Des modèles à nouveau modifiés après le 11 septembre 2001 et l’intervention des Etats-Unis et leurs alliés en Afghanistan et Irak. En qualifiant ces interventions militaires d’opérations de maintien de la paix et d’actions humanitaires, les Etats ont jeté un doute sur les motivations des organismes humanitaires et les ont intégrées aux conflits. Aux yeux des organisations terroristes, les humanitaires ne sont ni neutres ni indépendants.

Sources : Les guerres civiles à l'ère de la globalisation, de Roland Marchal et Christine Messiant publié dans Critiques Intertenationales. Ed. Presse de Sciences Po

Croissance et inquiétudes des organisations humanitaires, Fabrice WEISSMAN

« Nous sommes des cibles »

Mais ce relatif équilibre masque la grande diversité des situations et l’évolution du danger. « Aujourd’hui, les travailleurs humanitaires sont assimilés à l’Occident accusé d’être derrière les guerres en Syrie ou en Lybie. Nous sommes donc des cibles. Au début de notre action, nous étions naïfs. Nous pensions que notre profession de médecin et notre mission médicale nous protégeraient, mais ce n’est pas le cas », explique Mego Terzian. 

Pour mener à bien leurs actions dans les pays en guerre, les organisations humanitaires entament le dialogue avec les belligérants pour tenter d’obtenir certaines garanties de sécurité de leur part. Mais ces négociations ne portent pas toujours leurs fruits et leur impact est difficile à évaluer. « Nous ne sommes pas des organisations expertes dans la gestion de sécurité », rappelle-t-il.  

 

Ecoutez...
Mego Terzian, président de Médecins Sans Frontières France : « Au Yémen, ces cinq derniers mois, nous avons parlé avec les belligérants pratiquement tous les jours. Nous n’avons pas eu de victimes. Alors est-ce dû à l’efficacité de nos négociations ? Honnêtement, j’ai des doutes. »

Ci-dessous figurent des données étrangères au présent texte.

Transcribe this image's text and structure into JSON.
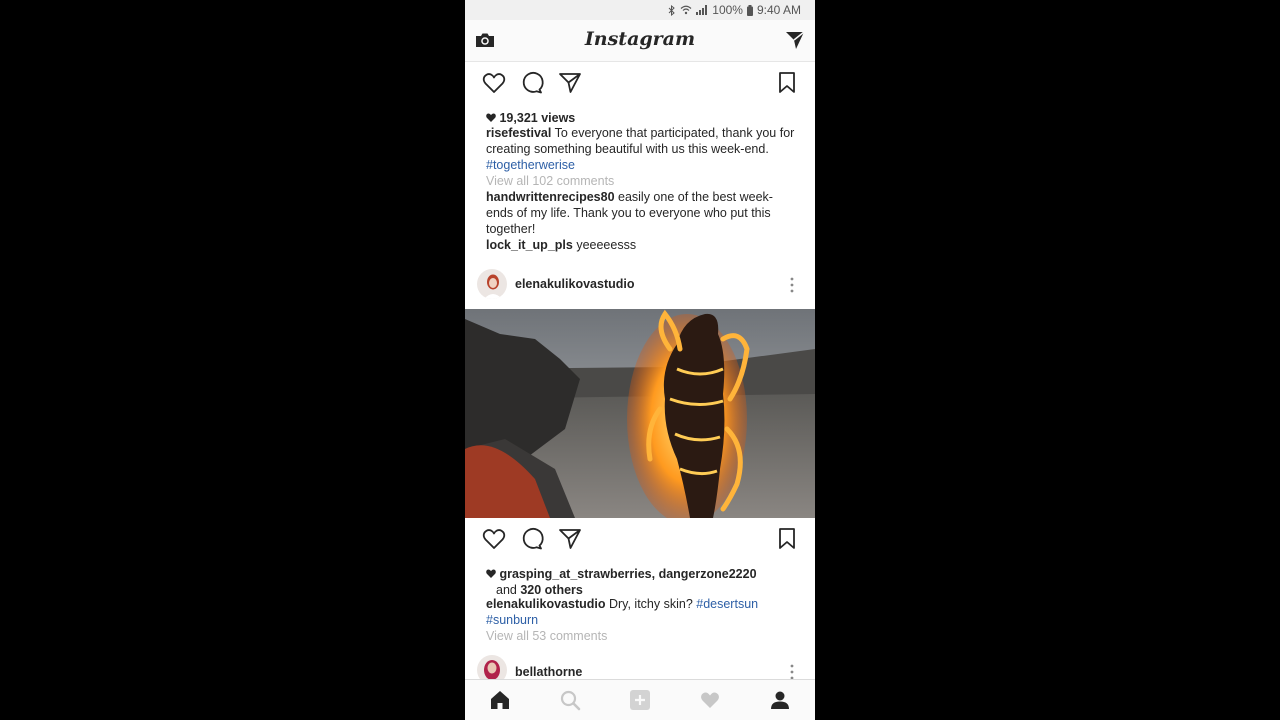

Et lorsque ces conditions ne sont pas réunies, MSF renonce à intervenir, comme c’est le cas en Somalie ou en Syrie. « Nous avions obtenu de l’Etat islamique que la sécurité de nos hôpitaux et celle de nos équipes soient respectées. Mais en janvier 2014, plusieurs de nos collègues ont été enlevés par l’organisation terroriste, dont cinq retenus captifs pendant plusieurs mois, raconte Mego Terzian. Nous avons alors considéré que notre mission médicale était attaquée et les garanties de sécurité insuffisantes ». Depuis février 2014, et malgré la libération des otages en mai de la même année, l’action de MSF est restée réduite en Syrie. A l’heure actuelle, l’association gère seulement 3 hôpitaux dans le nord du pays contre 9 avant l’attaque.

Du côté de l’OMS, on ne détaille pas de plan de protection ou de recommandations à appliquer. « La présente campagne sert à appeler l’attention sur les menaces auxquelles sont exposés les agents de santé et sur la nécessité d’intensifier l’action pour les protéger », précise-t-on dans un communiqué.

L’agence onusienne évoque toutefois le manque de moyens financiers qui aggrave les difficultés rencontrées par les équipes de terrain. « À l’heure actuelle, l’OMS et ses partenaires ont besoin de plus de 1,7 milliard de dollars afin de soutenir les actions menées dans 32 situations d’urgence, au bénéfice de plus de 60 millions de personnes. À elle seule, l’OMS a besoin de plus de 530 millions de dollars – dont elle a reçu moins de 30 % ». Des sommes astronomiques qui illustrent le besoin d'investir dans l'humanitaire.